В это время дверь отворилась.
– Вот он, наконец, – закричал Ростов. – И Берг тут! Ах ты, петизанфан, але куше дормир , [Дети, идите ложиться спать,] – закричал он, повторяя слова няньки, над которыми они смеивались когда то вместе с Борисом.
– Батюшки! как ты переменился! – Борис встал навстречу Ростову, но, вставая, не забыл поддержать и поставить на место падавшие шахматы и хотел обнять своего друга, но Николай отсторонился от него. С тем особенным чувством молодости, которая боится битых дорог, хочет, не подражая другим, по новому, по своему выражать свои чувства, только бы не так, как выражают это, часто притворно, старшие, Николай хотел что нибудь особенное сделать при свидании с другом: он хотел как нибудь ущипнуть, толкнуть Бориса, но только никак не поцеловаться, как это делали все. Борис же, напротив, спокойно и дружелюбно обнял и три раза поцеловал Ростова.
Они полгода не видались почти; и в том возрасте, когда молодые люди делают первые шаги на пути жизни, оба нашли друг в друге огромные перемены, совершенно новые отражения тех обществ, в которых они сделали свои первые шаги жизни. Оба много переменились с своего последнего свидания и оба хотели поскорее выказать друг другу происшедшие в них перемены.
– Ах вы, полотеры проклятые! Чистенькие, свеженькие, точно с гулянья, не то, что мы грешные, армейщина, – говорил Ростов с новыми для Бориса баритонными звуками в голосе и армейскими ухватками, указывая на свои забрызганные грязью рейтузы.
Хозяйка немка высунулась из двери на громкий голос Ростова.
– Что, хорошенькая? – сказал он, подмигнув.
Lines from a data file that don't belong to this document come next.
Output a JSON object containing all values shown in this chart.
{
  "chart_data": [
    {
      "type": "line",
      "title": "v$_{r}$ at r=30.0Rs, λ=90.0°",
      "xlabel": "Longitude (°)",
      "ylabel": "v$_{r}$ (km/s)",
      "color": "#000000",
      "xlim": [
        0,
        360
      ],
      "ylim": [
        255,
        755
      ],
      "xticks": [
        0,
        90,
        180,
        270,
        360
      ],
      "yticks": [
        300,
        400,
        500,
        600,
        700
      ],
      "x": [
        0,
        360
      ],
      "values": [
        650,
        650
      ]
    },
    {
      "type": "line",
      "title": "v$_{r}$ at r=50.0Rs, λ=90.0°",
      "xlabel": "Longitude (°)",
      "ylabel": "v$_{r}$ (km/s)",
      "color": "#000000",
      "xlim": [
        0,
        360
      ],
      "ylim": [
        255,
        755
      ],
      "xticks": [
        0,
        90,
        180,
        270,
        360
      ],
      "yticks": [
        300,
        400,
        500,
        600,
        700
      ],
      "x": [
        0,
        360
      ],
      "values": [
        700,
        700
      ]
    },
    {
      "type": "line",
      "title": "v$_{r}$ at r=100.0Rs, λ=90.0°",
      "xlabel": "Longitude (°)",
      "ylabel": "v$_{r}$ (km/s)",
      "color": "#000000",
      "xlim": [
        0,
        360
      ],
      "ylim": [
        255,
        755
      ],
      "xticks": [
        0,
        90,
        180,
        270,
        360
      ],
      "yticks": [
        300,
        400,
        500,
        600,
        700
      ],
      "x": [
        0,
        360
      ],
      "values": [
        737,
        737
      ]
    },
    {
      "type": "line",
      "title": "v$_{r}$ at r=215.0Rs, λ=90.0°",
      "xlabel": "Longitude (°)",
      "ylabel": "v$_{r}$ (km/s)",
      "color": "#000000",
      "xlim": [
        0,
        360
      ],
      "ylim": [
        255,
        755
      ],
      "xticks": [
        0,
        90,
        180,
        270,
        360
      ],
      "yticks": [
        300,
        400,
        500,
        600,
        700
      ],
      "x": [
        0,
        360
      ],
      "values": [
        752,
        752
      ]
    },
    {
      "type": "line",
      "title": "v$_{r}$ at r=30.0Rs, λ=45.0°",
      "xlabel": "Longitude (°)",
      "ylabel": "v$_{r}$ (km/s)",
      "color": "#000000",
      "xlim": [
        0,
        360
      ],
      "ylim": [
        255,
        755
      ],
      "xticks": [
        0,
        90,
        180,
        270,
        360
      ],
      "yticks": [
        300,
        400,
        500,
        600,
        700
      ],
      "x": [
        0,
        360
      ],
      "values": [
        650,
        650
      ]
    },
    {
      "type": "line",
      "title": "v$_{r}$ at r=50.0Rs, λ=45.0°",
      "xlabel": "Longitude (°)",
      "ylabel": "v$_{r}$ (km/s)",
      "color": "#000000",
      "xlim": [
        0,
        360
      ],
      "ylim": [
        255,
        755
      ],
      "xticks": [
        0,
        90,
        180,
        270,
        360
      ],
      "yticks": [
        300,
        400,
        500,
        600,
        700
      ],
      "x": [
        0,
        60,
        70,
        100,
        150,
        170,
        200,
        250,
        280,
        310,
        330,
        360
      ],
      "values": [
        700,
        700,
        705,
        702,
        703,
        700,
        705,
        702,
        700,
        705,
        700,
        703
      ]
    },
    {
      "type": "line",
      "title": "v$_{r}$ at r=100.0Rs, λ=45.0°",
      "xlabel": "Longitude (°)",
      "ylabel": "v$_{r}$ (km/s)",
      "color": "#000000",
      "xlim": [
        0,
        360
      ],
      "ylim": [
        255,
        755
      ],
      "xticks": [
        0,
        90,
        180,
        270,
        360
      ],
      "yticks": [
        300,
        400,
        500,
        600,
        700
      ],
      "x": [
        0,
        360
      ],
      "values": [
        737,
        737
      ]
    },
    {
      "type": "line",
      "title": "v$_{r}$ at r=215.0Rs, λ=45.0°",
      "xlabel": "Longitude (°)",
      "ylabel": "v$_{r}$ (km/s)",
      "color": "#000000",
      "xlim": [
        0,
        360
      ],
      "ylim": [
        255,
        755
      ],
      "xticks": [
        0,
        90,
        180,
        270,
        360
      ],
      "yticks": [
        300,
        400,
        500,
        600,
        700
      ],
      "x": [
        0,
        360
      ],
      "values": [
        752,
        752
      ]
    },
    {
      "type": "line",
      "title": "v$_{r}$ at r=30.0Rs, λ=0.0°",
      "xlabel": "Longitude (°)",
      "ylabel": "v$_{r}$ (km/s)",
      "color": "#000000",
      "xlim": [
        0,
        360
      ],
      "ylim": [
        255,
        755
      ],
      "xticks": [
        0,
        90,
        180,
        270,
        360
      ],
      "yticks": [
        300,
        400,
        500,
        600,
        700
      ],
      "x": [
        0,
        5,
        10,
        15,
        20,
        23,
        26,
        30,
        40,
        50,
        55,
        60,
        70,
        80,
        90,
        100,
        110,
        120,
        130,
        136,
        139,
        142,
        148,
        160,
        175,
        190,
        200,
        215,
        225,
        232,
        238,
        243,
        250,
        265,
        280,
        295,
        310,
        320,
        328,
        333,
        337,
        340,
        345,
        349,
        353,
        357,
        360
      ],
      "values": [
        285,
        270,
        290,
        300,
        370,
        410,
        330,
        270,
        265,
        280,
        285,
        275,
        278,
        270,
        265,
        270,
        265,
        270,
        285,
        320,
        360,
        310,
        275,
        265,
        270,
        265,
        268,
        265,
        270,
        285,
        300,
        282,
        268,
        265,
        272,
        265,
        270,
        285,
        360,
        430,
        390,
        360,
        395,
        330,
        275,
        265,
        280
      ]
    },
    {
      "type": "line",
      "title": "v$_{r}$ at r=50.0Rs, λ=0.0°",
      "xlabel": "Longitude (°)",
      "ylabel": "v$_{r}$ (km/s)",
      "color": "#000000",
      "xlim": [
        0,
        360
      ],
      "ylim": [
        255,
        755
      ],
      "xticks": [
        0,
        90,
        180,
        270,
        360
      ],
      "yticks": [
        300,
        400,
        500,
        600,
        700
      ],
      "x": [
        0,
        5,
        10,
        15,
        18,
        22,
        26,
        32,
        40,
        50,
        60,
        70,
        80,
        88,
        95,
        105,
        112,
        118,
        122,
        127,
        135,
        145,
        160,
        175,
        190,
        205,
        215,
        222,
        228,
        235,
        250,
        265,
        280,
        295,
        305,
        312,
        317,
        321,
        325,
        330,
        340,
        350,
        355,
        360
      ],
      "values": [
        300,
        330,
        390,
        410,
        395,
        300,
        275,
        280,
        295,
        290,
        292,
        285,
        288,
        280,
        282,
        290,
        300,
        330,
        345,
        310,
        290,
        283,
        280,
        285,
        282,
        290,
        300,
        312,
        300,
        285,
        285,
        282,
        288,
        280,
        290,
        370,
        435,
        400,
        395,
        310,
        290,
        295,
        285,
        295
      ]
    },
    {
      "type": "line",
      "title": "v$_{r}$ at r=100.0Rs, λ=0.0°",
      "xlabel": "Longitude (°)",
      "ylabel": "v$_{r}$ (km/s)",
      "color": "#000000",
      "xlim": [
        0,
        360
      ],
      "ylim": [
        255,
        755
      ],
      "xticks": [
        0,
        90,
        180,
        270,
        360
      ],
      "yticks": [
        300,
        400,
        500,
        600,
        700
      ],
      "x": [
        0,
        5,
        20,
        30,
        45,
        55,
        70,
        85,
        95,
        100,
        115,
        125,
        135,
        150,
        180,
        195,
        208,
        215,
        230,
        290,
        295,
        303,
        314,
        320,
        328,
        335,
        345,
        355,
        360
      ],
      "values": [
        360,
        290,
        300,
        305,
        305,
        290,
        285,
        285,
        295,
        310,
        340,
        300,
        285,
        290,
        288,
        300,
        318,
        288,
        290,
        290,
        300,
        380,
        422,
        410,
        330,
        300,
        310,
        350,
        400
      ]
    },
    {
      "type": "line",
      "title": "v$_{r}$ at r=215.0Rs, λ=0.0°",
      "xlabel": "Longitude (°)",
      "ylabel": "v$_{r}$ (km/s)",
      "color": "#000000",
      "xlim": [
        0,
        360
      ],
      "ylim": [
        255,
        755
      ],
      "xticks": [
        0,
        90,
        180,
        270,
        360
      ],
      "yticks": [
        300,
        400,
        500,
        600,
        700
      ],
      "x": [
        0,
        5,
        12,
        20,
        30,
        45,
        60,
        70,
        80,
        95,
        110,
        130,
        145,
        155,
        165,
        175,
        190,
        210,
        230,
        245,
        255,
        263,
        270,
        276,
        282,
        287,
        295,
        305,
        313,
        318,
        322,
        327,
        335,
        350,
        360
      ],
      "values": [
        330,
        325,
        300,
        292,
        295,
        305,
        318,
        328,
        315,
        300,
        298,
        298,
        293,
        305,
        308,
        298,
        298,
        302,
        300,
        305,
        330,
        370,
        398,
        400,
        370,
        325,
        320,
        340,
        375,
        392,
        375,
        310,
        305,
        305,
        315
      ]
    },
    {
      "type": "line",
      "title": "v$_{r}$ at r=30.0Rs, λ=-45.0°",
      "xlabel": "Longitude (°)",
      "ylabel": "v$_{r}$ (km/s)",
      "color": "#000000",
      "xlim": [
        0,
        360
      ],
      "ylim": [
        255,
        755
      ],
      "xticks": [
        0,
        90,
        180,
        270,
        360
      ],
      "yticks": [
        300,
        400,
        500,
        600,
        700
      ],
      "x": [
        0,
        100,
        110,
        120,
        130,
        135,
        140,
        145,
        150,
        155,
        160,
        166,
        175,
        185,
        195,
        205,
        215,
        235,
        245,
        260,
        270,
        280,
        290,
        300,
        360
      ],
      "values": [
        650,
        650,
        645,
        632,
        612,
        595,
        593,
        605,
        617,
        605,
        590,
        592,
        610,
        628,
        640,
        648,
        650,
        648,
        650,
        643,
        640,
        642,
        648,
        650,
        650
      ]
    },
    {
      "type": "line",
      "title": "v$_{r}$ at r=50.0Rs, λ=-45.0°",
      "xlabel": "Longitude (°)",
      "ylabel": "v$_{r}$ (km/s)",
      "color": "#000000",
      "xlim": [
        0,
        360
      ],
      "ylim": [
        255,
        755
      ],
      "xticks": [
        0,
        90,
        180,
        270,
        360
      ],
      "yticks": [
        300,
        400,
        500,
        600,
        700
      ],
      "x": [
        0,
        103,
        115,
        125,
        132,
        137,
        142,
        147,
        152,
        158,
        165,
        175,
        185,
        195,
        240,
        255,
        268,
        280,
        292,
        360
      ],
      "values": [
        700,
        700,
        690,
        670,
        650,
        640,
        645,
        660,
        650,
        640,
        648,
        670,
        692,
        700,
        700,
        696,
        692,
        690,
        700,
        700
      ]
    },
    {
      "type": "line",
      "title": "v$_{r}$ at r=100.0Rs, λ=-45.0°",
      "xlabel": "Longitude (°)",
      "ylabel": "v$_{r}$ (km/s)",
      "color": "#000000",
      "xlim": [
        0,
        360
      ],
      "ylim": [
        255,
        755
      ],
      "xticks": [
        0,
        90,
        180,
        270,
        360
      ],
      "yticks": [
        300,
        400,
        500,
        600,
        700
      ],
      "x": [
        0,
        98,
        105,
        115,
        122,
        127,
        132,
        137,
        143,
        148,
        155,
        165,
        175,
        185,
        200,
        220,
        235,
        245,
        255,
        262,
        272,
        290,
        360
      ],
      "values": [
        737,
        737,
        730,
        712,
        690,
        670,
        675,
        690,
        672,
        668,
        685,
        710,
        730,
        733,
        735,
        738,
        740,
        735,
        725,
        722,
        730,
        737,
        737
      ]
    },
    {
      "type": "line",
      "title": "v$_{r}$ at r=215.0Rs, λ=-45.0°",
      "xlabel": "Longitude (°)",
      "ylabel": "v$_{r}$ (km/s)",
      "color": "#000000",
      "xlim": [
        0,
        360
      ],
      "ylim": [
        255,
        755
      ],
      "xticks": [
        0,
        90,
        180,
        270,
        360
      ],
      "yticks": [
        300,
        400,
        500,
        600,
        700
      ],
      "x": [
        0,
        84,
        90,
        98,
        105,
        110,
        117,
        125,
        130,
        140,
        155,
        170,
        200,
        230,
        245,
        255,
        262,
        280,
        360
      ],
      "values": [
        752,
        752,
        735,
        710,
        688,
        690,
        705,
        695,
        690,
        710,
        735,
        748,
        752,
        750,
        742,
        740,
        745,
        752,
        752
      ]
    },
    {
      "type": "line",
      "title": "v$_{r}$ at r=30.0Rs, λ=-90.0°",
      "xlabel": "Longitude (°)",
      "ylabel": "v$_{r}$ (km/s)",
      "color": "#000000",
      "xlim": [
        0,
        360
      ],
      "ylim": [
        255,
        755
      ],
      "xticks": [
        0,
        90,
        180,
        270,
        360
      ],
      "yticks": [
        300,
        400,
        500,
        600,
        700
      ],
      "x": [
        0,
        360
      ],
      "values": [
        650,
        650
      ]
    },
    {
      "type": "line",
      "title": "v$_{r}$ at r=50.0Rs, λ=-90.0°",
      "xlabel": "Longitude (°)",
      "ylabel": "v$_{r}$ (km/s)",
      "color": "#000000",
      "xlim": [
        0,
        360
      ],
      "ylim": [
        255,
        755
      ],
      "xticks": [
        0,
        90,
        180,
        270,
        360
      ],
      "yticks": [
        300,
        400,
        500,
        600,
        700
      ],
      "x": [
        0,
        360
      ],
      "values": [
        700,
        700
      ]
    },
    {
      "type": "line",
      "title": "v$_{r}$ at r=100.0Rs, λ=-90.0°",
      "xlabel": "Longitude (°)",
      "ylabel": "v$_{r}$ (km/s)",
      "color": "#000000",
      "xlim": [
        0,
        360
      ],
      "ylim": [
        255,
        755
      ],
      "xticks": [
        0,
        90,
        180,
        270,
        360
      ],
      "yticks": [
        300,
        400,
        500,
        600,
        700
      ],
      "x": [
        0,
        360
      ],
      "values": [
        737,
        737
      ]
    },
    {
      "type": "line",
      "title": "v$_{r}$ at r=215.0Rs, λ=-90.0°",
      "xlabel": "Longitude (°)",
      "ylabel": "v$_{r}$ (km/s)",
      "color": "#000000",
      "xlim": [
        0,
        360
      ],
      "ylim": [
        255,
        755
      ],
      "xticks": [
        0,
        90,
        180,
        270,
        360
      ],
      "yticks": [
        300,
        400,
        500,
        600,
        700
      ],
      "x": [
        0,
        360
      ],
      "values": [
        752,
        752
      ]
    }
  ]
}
– Что ты так кричишь! Ты их напугаешь, – сказал Борис. – А я тебя не ждал нынче, – прибавил он. – Я вчера, только отдал тебе записку через одного знакомого адъютанта Кутузовского – Болконского. Я не думал, что он так скоро тебе доставит… Ну, что ты, как? Уже обстрелен? – спросил Борис.
Ростов, не отвечая, тряхнул по солдатскому Георгиевскому кресту, висевшему на снурках мундира, и, указывая на свою подвязанную руку, улыбаясь, взглянул на Берга.
– Как видишь, – сказал он.
– Вот как, да, да! – улыбаясь, сказал Борис, – а мы тоже славный поход сделали. Ведь ты знаешь, его высочество постоянно ехал при нашем полку, так что у нас были все удобства и все выгоды. В Польше что за приемы были, что за обеды, балы – я не могу тебе рассказать. И цесаревич очень милостив был ко всем нашим офицерам.
И оба приятеля рассказывали друг другу – один о своих гусарских кутежах и боевой жизни, другой о приятности и выгодах службы под командою высокопоставленных лиц и т. п.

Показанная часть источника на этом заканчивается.